If you have questions about the application process or the graduate program, go to the Graduate FAQ.
The Composition program is structured to develop students’ creative and technical abilities in writing music. Students take individual lessons with members of the composition faculty, typically studying with more than one faculty member during their course of residence. Students also may pursue training in a variety of related topics, including score-reading and conducting, orchestration, musical analysis, contemporary styles, historical periods, and world music traditions. Students in composition select a minor field from among four areas: ethnomusicology, musicology, theory/analysis, and computer music. Coursework in each area culminates in an article-length Ph.D. paper which is defended before a faculty committee.

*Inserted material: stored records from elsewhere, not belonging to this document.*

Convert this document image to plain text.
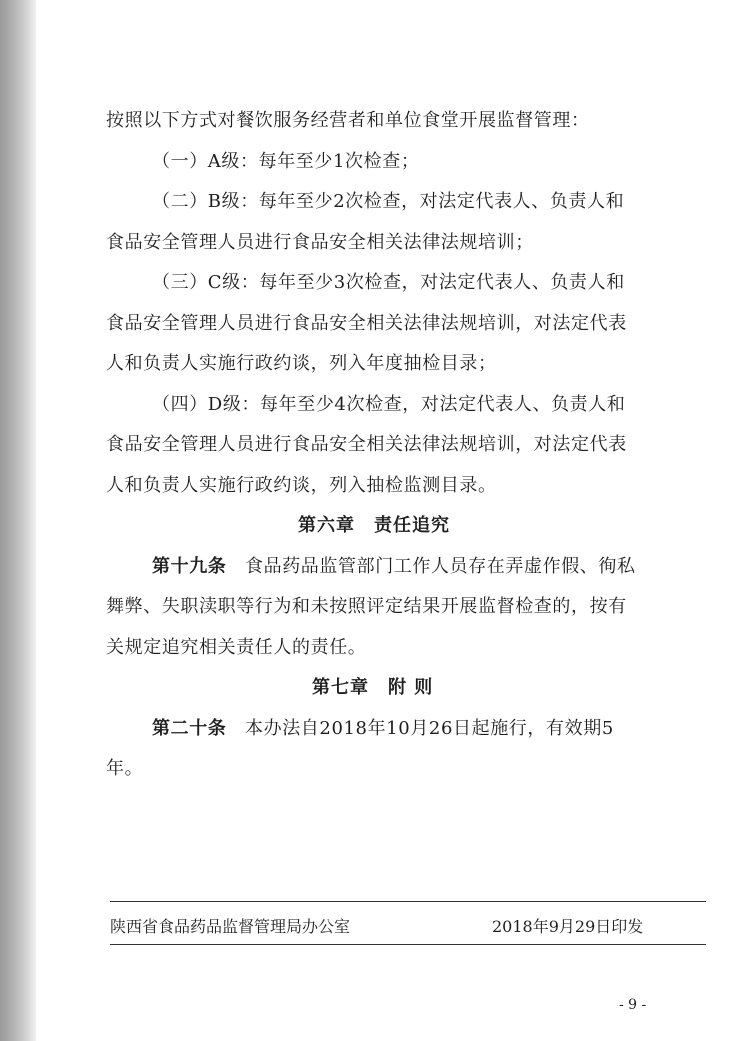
按照以下方式对餐饮服务经营者和单位食堂开展监督管理：
（一）A级：每年至少1次检查；
（二）B级：每年至少2次检查，对法定代表人、负责人和
食品安全管理人员进行食品安全相关法律法规培训；
（三）C级：每年至少3次检查，对法定代表人、负责人和
食品安全管理人员进行食品安全相关法律法规培训，对法定代表
人和负责人实施行政约谈，列入年度抽检目录；
（四）D级：每年至少4次检查，对法定代表人、负责人和
食品安全管理人员进行食品安全相关法律法规培训，对法定代表
人和负责人实施行政约谈，列入抽检监测目录。
第六章　责任追究
第十九条　食品药品监管部门工作人员存在弄虚作假、徇私
舞弊、失职渎职等行为和未按照评定结果开展监督检查的，按有
关规定追究相关责任人的责任。
第七章　附 则
第二十条　本办法自2018年10月26日起施行，有效期5
年。
陕西省食品药品监督管理局办公室	2018年9月29日印发
- 9 -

The Ethnomusicology program prepares students to evaluate and study the place of music in various cultural contexts. Students are trained in cultural theory, anthropology, ethnographic methods, problems in cross-cultural musical analysis, and world music and vernacular musical traditions. The University has particular strengths in Middle Eastern, Latin American and Caribbean, and South Asian studies. Chicago ethnomusicology students have undertaken fieldwork in North America, in North Africa, Europe, East Asia, the Caribbean, and the Middle East.
The Music History & Theory program emphasizes a wide range of methodologies and musical repertories, preparing students for careers as leading music scholars. Studies in music history may encompass cultural history, textual criticism, institutional history, hermeneutics, anthropology, race or gender studies, critical theory as well as film and media, and often a dynamic interplay between them. Students emphasizing music theory often concentrate on theoretical systems, detailed analysis of works, musical cognition, the history of theory, the history of compositional practices, and popular musics. The Chicago approach to the fields of history and theory is cross-disciplinary—students take a broad selection of courses, and their individual research programs typically reflect the flexible and porous approach that characterizes the Department and the University.
Music history and theory students with a special interest in composition may develop a program of study in consultation with faculty.